Kristallnacht and Herschel Grynszpan

Kristallnacht, the first incident of state-sponsored mass violence against the Jews of Nazi Germany, marks a turning point in history. Hitler used the shooting of a minor German diplomat named Ernst vom Rath by a 17-year-old Jewish boy in Paris — the story I tell in my new book, 
The Short, Strange Life of Herschel Grynszpan: A Boy Avenger, a Nazi Diplomat and a Murder in Paris
(Liveright) — as the pretext for the sudden escalation of his war against the Jews on November 10, 1938. One of the overlooked but highly telling facts about Kristallnacht is that the Nazi regime issued a list of approved phrases to be painted on Jewish storefronts during the “spontaneous” demonstration of righteous German anger. Among the sanctioned graffiti was “Revenge for the murder of vom Rath.”

Here is another reason why history has not been kind to Herschel Grynszpan. When he fired a shot in anger at a Nazi diplomat on that day in 1938, much of the Jewish world was still convinced that passivity and patience offered the only strategy for survival in the face of Nazi anti-Semitism. The shot that Herschel fired in Paris was seen by his fellow Jews as nothing less than a catastrophe. So it was that one Jewish newspaper in Paris was moved to publish an open letter of apology to vom Rath’s mother in which the writer “expressed great sorrow on the death of her son” and implored her that “it was unjust to blame all Jews for her son’s death.”

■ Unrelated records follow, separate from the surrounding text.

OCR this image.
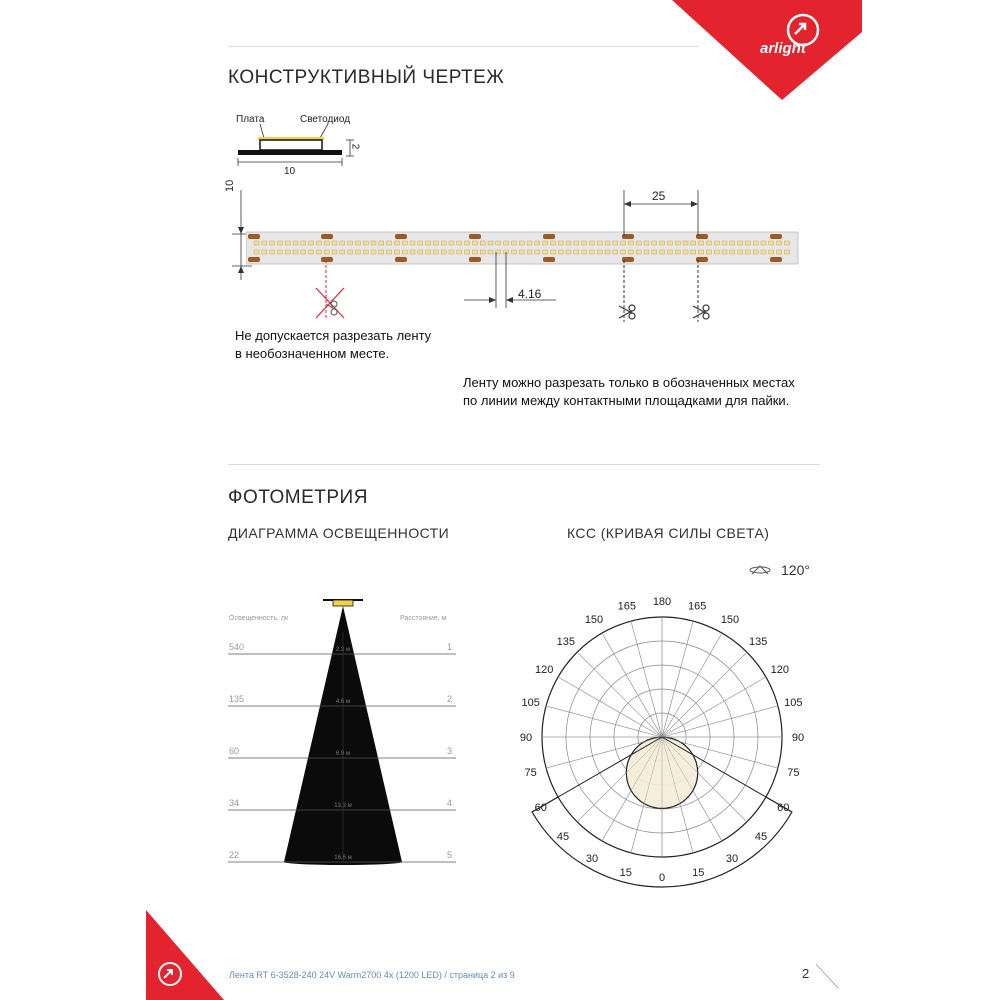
arlight
КОНСТРУКТИВНЫЙ ЧЕРТЕЖ
Плата	Светодиод
10
2
10
25
4.16
Не допускается разрезать ленту
в необозначенном месте.
Ленту можно разрезать только в обозначенных местах
по линии между контактными площадками для пайки.
ФОТОМЕТРИЯ
ДИАГРАММА ОСВЕЩЕННОСТИ	КСС (КРИВАЯ СИЛЫ СВЕТА)
540	1
2.3 м
135	2
4.6 м
60	3
6.9 м
34	4
13.3 м
22	5
16.6 м
Освещенность, лк	Расстояние, м
180
165
150
135
120
105
90
75
60
45
30
15 0
165
150
135
120
105
90
75
60
45
30
15
120°
Лента RT 6-3528-240 24V Warm2700 4x (1200 LED) / страница 2 из 9	2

Today we know that the Jewish response to the Final Solution was tragically misplaced. In the aftermath of Kristallnacht, for example, Jews in Germany were required to surrender any weapons they might own. In my book, I tell the story of a man named Rosenberg in the town of Fürth who defied the order by throwing his Browning pistol into the Pegnitz River. A time would come soon when the ghetto fighters and partisans in eastern Europe would risk their lives to add a single battered weapon to their tragically sparse arsenals, and yet the thought apparently never occurred to Rosenberg that he might one day need a weapon to defend himself against the government that sent the Brownshirts into the streets on Kristallnacht.